La candidature de Jean-Yves Le Drian aux élections régionales en Bretagne se transformera-t-elle en piège politique pour François Hollande ? Le ministre de la Défense a officialisé vendredi à Lorient son statut de tête de liste socialiste dans la région qu'il a déjà présidée entre 2004 et 2012. Pendant la campagne, il conservera ses fonctions au gouvernement, a précisé son entourage cette semaine. Mais pour l'après-scrutin, le flou demeure. Jean-Yves Le Drian a assuré qu'en cas d'élection, il présiderait bel est bien aux destinées de la Bretagne et qu'il ne laisserait pas le rôle à l'un de ses fidèles. Dès lors, deux hypothèses sont possibles, mais aucune n'est complètement satisfaisante pour l'exécutif.
• Président de région mais plus ministre
La Bretagne est l'une des rares régions que la gauche espère conserver. Il est donc envisageable que la liste de Jean-Yves Le Drian arrive en tête au second tour le 13 décembre. Dans ce cas, le ministre de la Défense devrait à première vue quitter ses fonctions au gouvernement pour présider la région. Problème : se priver de Le Drian serait un coup dur pour François Hollande. Le Breton, qui est un proche de longue date du chef de l'Etat, est l'un des rares ministres restés au même poste depuis 2012. Il faut dire que son bilan à la Défense est unanimement salué. Entre la gestion des opérations à l'étranger et sur le territoire national (malgré une réduction des moyens) et des contrats de vente d'armes en série (notamment le Rafale), Jean-Yves Le Drian s'est rendu indispensable. Les Français saluent d'ailleurs son action : selon un sondage Ifop pour Sud-Ouest Dimanche publié en août, il est le ministre le plus populaire du gouvernement, avec une cote de satisfaction de 59%.

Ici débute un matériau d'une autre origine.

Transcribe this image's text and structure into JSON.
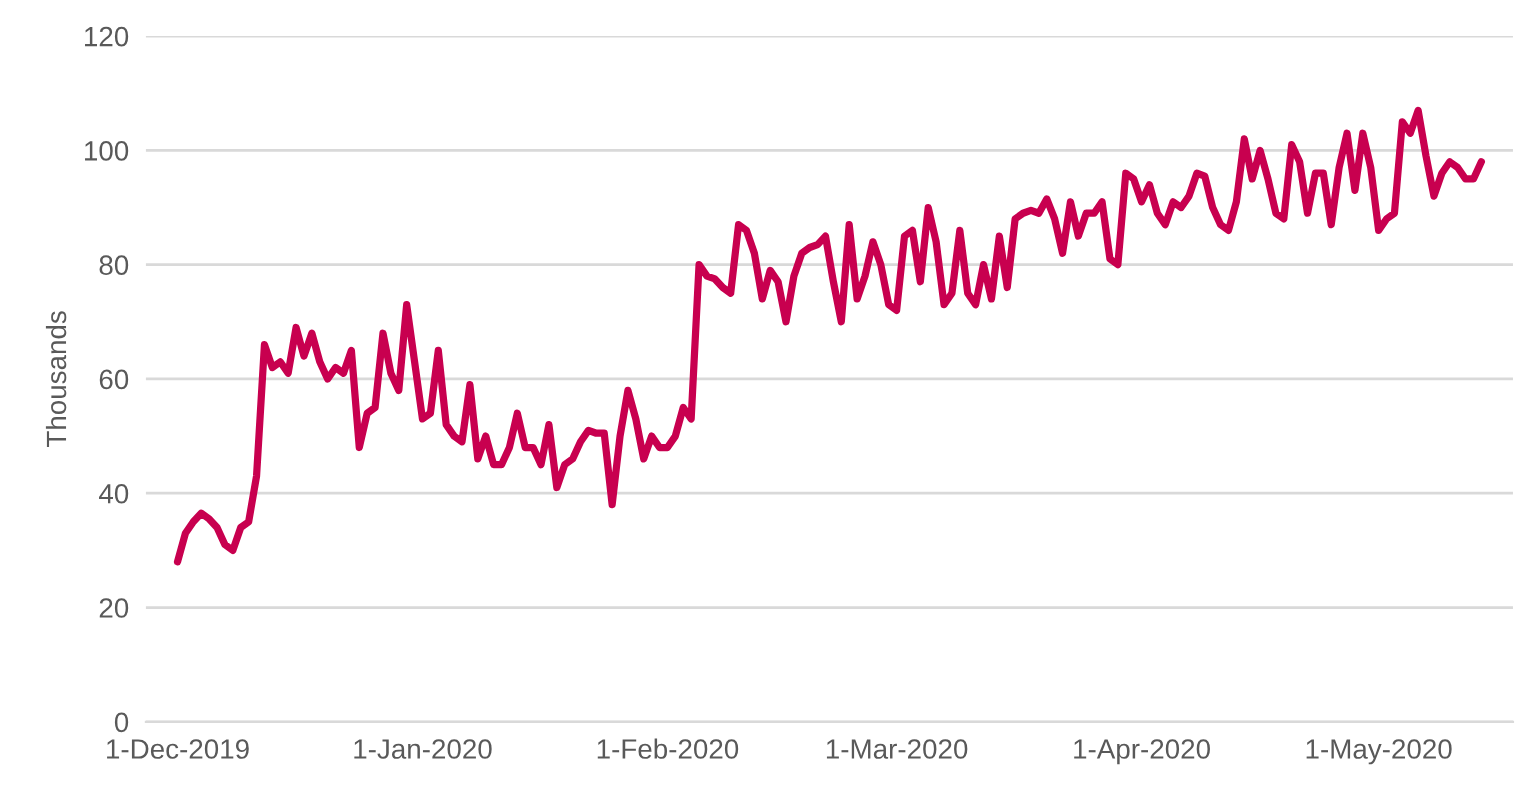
{
  "chart_data": {
    "type": "line",
    "ylabel": "Thousands",
    "x": [
      "2019-12-01",
      "2019-12-02",
      "2019-12-03",
      "2019-12-04",
      "2019-12-05",
      "2019-12-06",
      "2019-12-07",
      "2019-12-08",
      "2019-12-09",
      "2019-12-10",
      "2019-12-11",
      "2019-12-12",
      "2019-12-13",
      "2019-12-14",
      "2019-12-15",
      "2019-12-16",
      "2019-12-17",
      "2019-12-18",
      "2019-12-19",
      "2019-12-20",
      "2019-12-21",
      "2019-12-22",
      "2019-12-23",
      "2019-12-24",
      "2019-12-25",
      "2019-12-26",
      "2019-12-27",
      "2019-12-28",
      "2019-12-29",
      "2019-12-30",
      "2019-12-31",
      "2020-01-01",
      "2020-01-02",
      "2020-01-03",
      "2020-01-04",
      "2020-01-05",
      "2020-01-06",
      "2020-01-07",
      "2020-01-08",
      "2020-01-09",
      "2020-01-10",
      "2020-01-11",
      "2020-01-12",
      "2020-01-13",
      "2020-01-14",
      "2020-01-15",
      "2020-01-16",
      "2020-01-17",
      "2020-01-18",
      "2020-01-19",
      "2020-01-20",
      "2020-01-21",
      "2020-01-22",
      "2020-01-23",
      "2020-01-24",
      "2020-01-25",
      "2020-01-26",
      "2020-01-27",
      "2020-01-28",
      "2020-01-29",
      "2020-01-30",
      "2020-01-31",
      "2020-02-01",
      "2020-02-02",
      "2020-02-03",
      "2020-02-04",
      "2020-02-05",
      "2020-02-06",
      "2020-02-07",
      "2020-02-08",
      "2020-02-09",
      "2020-02-10",
      "2020-02-11",
      "2020-02-12",
      "2020-02-13",
      "2020-02-14",
      "2020-02-15",
      "2020-02-16",
      "2020-02-17",
      "2020-02-18",
      "2020-02-19",
      "2020-02-20",
      "2020-02-21",
      "2020-02-22",
      "2020-02-23",
      "2020-02-24",
      "2020-02-25",
      "2020-02-26",
      "2020-02-27",
      "2020-02-28",
      "2020-02-29",
      "2020-03-01",
      "2020-03-02",
      "2020-03-03",
      "2020-03-04",
      "2020-03-05",
      "2020-03-06",
      "2020-03-07",
      "2020-03-08",
      "2020-03-09",
      "2020-03-10",
      "2020-03-11",
      "2020-03-12",
      "2020-03-13",
      "2020-03-14",
      "2020-03-15",
      "2020-03-16",
      "2020-03-17",
      "2020-03-18",
      "2020-03-19",
      "2020-03-20",
      "2020-03-21",
      "2020-03-22",
      "2020-03-23",
      "2020-03-24",
      "2020-03-25",
      "2020-03-26",
      "2020-03-27",
      "2020-03-28",
      "2020-03-29",
      "2020-03-30",
      "2020-03-31",
      "2020-04-01",
      "2020-04-02",
      "2020-04-03",
      "2020-04-04",
      "2020-04-05",
      "2020-04-06",
      "2020-04-07",
      "2020-04-08",
      "2020-04-09",
      "2020-04-10",
      "2020-04-11",
      "2020-04-12",
      "2020-04-13",
      "2020-04-14",
      "2020-04-15",
      "2020-04-16",
      "2020-04-17",
      "2020-04-18",
      "2020-04-19",
      "2020-04-20",
      "2020-04-21",
      "2020-04-22",
      "2020-04-23",
      "2020-04-24",
      "2020-04-25",
      "2020-04-26",
      "2020-04-27",
      "2020-04-28",
      "2020-04-29",
      "2020-04-30",
      "2020-05-01",
      "2020-05-02",
      "2020-05-03",
      "2020-05-04",
      "2020-05-05",
      "2020-05-06",
      "2020-05-07",
      "2020-05-08",
      "2020-05-09",
      "2020-05-10",
      "2020-05-11",
      "2020-05-12",
      "2020-05-13",
      "2020-05-14"
    ],
    "series": [
      {
        "color": "#c8004f",
        "values": [
          28,
          33,
          35,
          36.5,
          35.5,
          34,
          31,
          30,
          34,
          35,
          43,
          66,
          62,
          63,
          61,
          69,
          64,
          68,
          63,
          60,
          62,
          61,
          65,
          48,
          54,
          55,
          68,
          61,
          58,
          73,
          63,
          53,
          54,
          65,
          52,
          50,
          49,
          59,
          46,
          50,
          45,
          45,
          48,
          54,
          48,
          48,
          45,
          52,
          41,
          45,
          46,
          49,
          51,
          50.5,
          50.5,
          38,
          50,
          58,
          53,
          46,
          50,
          48,
          48,
          50,
          55,
          53,
          80,
          78,
          77.5,
          76,
          75,
          87,
          86,
          82,
          74,
          79,
          77,
          70,
          78,
          82,
          83,
          83.5,
          85,
          77,
          70,
          87,
          74,
          78,
          84,
          80,
          73,
          72,
          85,
          86,
          77,
          90,
          84,
          73,
          75,
          86,
          75,
          73,
          80,
          74,
          85,
          76,
          88,
          89,
          89.5,
          89,
          91.5,
          88,
          82,
          91,
          85,
          89,
          89,
          91,
          81,
          80,
          96,
          95,
          91,
          94,
          89,
          87,
          91,
          90,
          92,
          96,
          95.5,
          90,
          87,
          86,
          91,
          102,
          95,
          100,
          95,
          89,
          88,
          101,
          98,
          89,
          96,
          96,
          87,
          97,
          103,
          93,
          103,
          97,
          86,
          88,
          89,
          105,
          103,
          107,
          99,
          92,
          96,
          98,
          97,
          95,
          95,
          98
        ]
      }
    ],
    "xlim": [
      "2019-11-27",
      "2020-05-18"
    ],
    "xticks": [
      {
        "value": "2019-12-01",
        "label": "1-Dec-2019"
      },
      {
        "value": "2020-01-01",
        "label": "1-Jan-2020"
      },
      {
        "value": "2020-02-01",
        "label": "1-Feb-2020"
      },
      {
        "value": "2020-03-01",
        "label": "1-Mar-2020"
      },
      {
        "value": "2020-04-01",
        "label": "1-Apr-2020"
      },
      {
        "value": "2020-05-01",
        "label": "1-May-2020"
      }
    ],
    "ylim": [
      0,
      120
    ],
    "yticks": [
      0,
      20,
      40,
      60,
      80,
      100,
      120
    ],
    "grid": "y",
    "line_style": "solid",
    "marker": "none"
  }
}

• Ministre et président de région
Dans l'absolu, la loi n'interdit pas à Jean-Yves Le Drian de rester à l'hôtel de Brienne tout en présidant la région Bretagne. Ministre est une fonction, pas un mandat, et aucune législation n'empêche le cumul entre fonction ministériel et mandat électif. Le problème, c'est cette phrase que François Hollande a prononcée lors du débat d'entre-deux-tours en 2012 : "moi président de la République, les ministres ne pourront pas cumuler leurs fonctions avec un mandat local, parce que je considèrent qu'ils devraient se consacrer pleinement à leur tâche". Un engagement écrit noir sur blanc dans la "charte de déontologie des membres du gouvernement" instituée en mai 2012. Et fermement appliqué jusqu'ici : Carole Delga, elle aussi candidate aux régionales, et François Rebsamen, qui a voulu récupérer la mairie de Dijon, ont dû quitter leurs maroquins ministériels cette année.
Y aura-t-il une exception Le Drian ? L'entourage du ministre laisse entendre que l'hypothèse est sur la table. Manuel Valls, lui, reste ferme. "Vous connaissez la règle : on ne peut pas être président de région, maire d'une grande ville, et être membre du gouvernement", a asséné le Premier ministre sur BFMTV, jeudi. Reste à savoir ce qu'en pense celui qui prendra la décision finale, un certain François Hollande qui, pour l'instant, se garde bien de s'exprimer sur le sujet.